A lack of compassion from the UA was also noted by the faculty committee who were tasked with reviewing the UA’s crisis management and compiling community perspectives on campus safety and concerns.
At Monday’s press conference, Robbins said he apologized for criticizing the faculty committee’s report, titled “Oversight and Response Failure: Broken Trust. Lessons From the Events Surrounding the Murder of Professor Thomas Meixner.”
After the faculty report was released in February, a public statement from the UA claimed the committee made “sweeping conclusions based in large part on misleading characterizations and the selective use of facts and quotes.”
Shortly after, the committee released a resignation letter addressing both the feedback from the administration and the fears of retaliation amongst the members, noting the UA’s leadership had “displayed an unhealthy attitude toward safety and organizational culture.”

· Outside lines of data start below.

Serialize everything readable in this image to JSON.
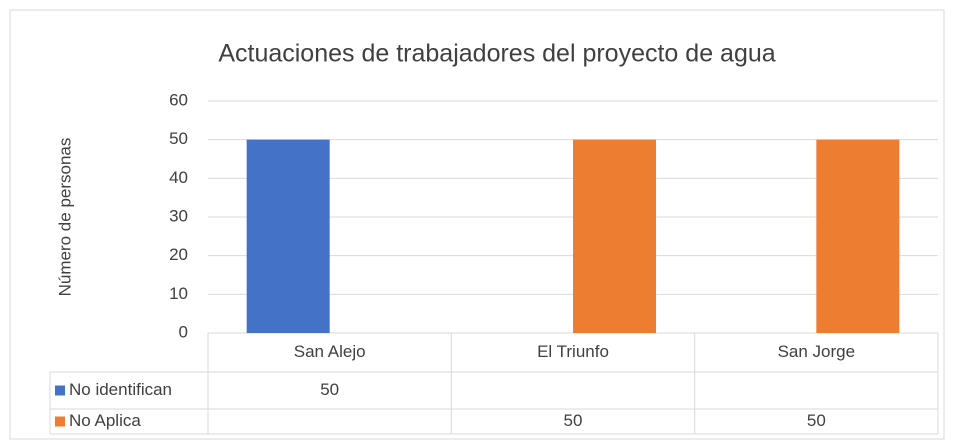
{
  "chart_data": {
    "type": "bar",
    "title": "Actuaciones de trabajadores del proyecto de agua",
    "y_label": "Número de personas",
    "categories": [
      "San Alejo",
      "El Triunfo",
      "San Jorge"
    ],
    "series": [
      {
        "name": "No identifican",
        "color": "#4472c4",
        "values": [
          50,
          null,
          null
        ]
      },
      {
        "name": "No Aplica",
        "color": "#ed7d31",
        "values": [
          null,
          50,
          50
        ]
      }
    ],
    "ylim": [
      0,
      60
    ],
    "yticks": [
      0,
      10,
      20,
      30,
      40,
      50,
      60
    ],
    "grid": true,
    "data_table": true
  }
}
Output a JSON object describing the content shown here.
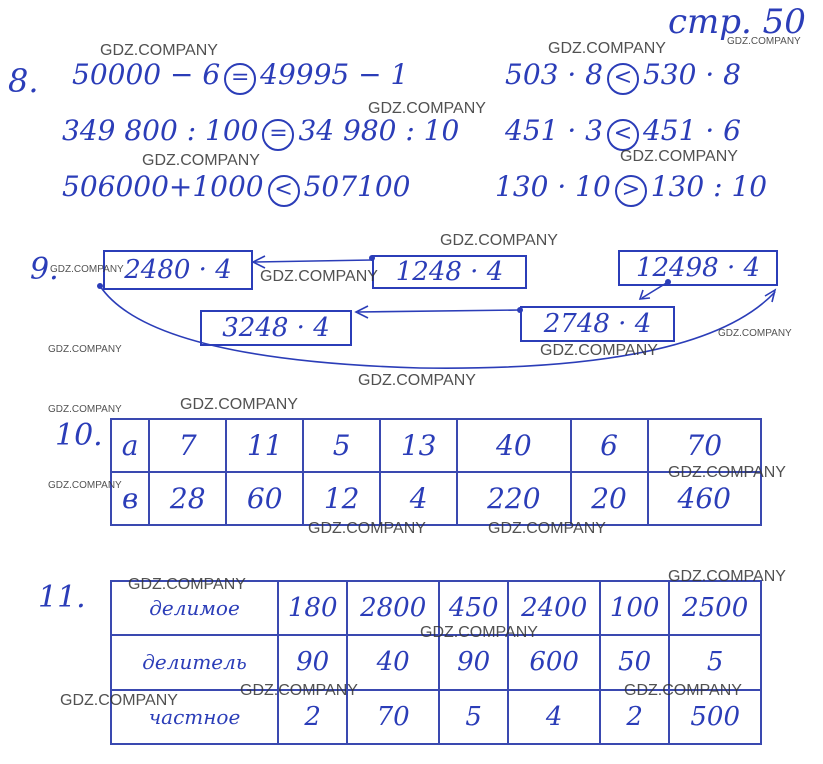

The letter also said the university declined to address which parts of the faculty report were allegedly untrue.
“I regret that we sent out that statement criticizing the faculty,” Robbins said Monday. “All they were trying to do was to bring awareness of what we need to have a safer campus. And I focused too much on the details and not the big picture of just waiting for the PAX report.”
Moving forward
The UA has begun working toward implementing the PAX Group’s recommendations, according to the March 27 email from Robbins to the school’s community.
One update includes automatically enrolling all students, staff and faculty into the UAlert system.
A month before the campus shooting, members of the Associated Students of the University of Arizona, the school’s student government, discussed UAlert’s ineffectiveness in a separate incident involving reports of an armed gunman on campus near the Student Union Memorial Center.
At Monday’s press conference, Robbins said the school is looking into alternative or additional emergency alert systems after many members of the UA community called on the UAlert system to be replaced altogether.
An upcoming change to the UA’s crisis management includes the installment of retired FBI agent Steve Patterson as the Interim Chief Safety Officer starting May 1.
Patterson, who has been assisting the school since November 2022, will be responsible for “implementing the PAX Group’s recommendations and coordinating safety initiatives across” the UA while the search for someone to take over begins, according to Monday’s email.
The PAX Group’s full safety and security report can be found on the UA’s main website at arizona.edu/ issues.